According to the introduction, global warming is causing major changes in the Earth's climate. The 2015 Paris Agreement aims to limit warming to well below 2°C above pre-industrial levels, and to limit warming to 1.0 pre-industrial levelsBelow 5°C. Historical observations and data on ocean temperatures are limited, but historical events can be studied through proxy recording.
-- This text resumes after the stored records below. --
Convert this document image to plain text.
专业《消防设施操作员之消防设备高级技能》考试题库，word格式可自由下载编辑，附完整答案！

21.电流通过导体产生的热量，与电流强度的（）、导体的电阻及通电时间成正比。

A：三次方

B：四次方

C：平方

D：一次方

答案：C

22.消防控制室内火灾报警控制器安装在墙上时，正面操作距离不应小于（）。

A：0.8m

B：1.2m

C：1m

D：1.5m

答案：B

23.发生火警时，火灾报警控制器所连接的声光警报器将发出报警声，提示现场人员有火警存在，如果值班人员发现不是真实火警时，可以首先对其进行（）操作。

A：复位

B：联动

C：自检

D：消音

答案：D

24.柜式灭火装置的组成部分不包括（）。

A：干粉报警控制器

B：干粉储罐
One of these proxies is the hard sponge, a long-lived species whose calcium carbonate skeleton records changes in chemicals and is a natural archive of ocean temperatures.
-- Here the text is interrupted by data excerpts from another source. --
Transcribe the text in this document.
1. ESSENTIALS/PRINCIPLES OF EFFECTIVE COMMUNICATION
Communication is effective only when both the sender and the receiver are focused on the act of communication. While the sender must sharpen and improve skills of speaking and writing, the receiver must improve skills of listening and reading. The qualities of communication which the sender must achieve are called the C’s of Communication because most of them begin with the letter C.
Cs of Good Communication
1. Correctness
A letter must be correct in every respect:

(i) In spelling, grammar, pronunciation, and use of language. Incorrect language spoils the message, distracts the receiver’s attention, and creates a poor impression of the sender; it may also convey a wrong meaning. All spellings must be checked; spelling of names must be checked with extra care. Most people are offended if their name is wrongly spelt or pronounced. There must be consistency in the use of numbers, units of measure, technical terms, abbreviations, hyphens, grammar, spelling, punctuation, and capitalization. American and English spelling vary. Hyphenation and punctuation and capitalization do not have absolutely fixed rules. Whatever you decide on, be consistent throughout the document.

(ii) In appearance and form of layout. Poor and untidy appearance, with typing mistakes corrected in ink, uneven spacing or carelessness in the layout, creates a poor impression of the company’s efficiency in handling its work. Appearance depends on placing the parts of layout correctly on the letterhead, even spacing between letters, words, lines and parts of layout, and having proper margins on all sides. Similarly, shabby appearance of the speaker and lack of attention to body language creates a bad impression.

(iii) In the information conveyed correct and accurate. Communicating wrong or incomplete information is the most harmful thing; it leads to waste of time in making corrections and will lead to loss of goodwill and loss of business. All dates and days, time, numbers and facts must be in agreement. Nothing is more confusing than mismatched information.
*First author and corresponding author, Malcolm T., University of Western Australia, AustraliaMcCulloch and his colleagues and collaborators explored the temperatures of the oceanic mixture (the area where water and atmosphere meet) over the past 300 years using hard sponge specimens collected in the eastern Caribbean, where temperatures naturally vary less than elsewhere, and then calibrated the data with observational records from the HADSS4 sea surface temperature dataset, and when they compared these datasets, they found that these new temperature records showed a high correlation from 1961 to the present.
Based on these sponge records, the study shows that the pre-industrial period can be defined by stable temperatures between 1700 and 1790 and 1840 and 1860, with a gap caused by a period of volcanic activity-related cooling. **The authors argue that anthropogenic-related warming began in the mid-1860s and became noticeable in the mid-1870s. This is 80 years earlier than the instrumental sea surface record (from the HADSS4 dataset), but is consistent with previous paleoclimatic reconstructions.
*The authors conclude that these findings have implications for existing global warming. They point out that the records show a reference period (1961 to 1990) used to calculate the anomaly, with an increase of about 09°c。By comparison, the United Nations Intergovernmental Panel on Climate Change (IPCC) currently estimates a warming of 0 over this period relative to pre-industrial levels between 1850 and 19004°c。Using these temperature records, the authors estimate 1A warming level of 5°C may have been reached, with an average surface warming of 17°C could occur between 2018 and 2022.
In a concurrent "News & Opinion" article, Deng Wenfeng, a researcher at the Guangzhou Institute of Geochemistry of the Chinese Academy of Sciences, noted that the study showed that limiting global warming to 1The opportunity to go below 5°C may have been missed, and the goal of limiting warming to no more than 2°C could be exceeded by the end of the decade. The outcome calls for fast, effective and informed action on the global climate crisis. (ENDS).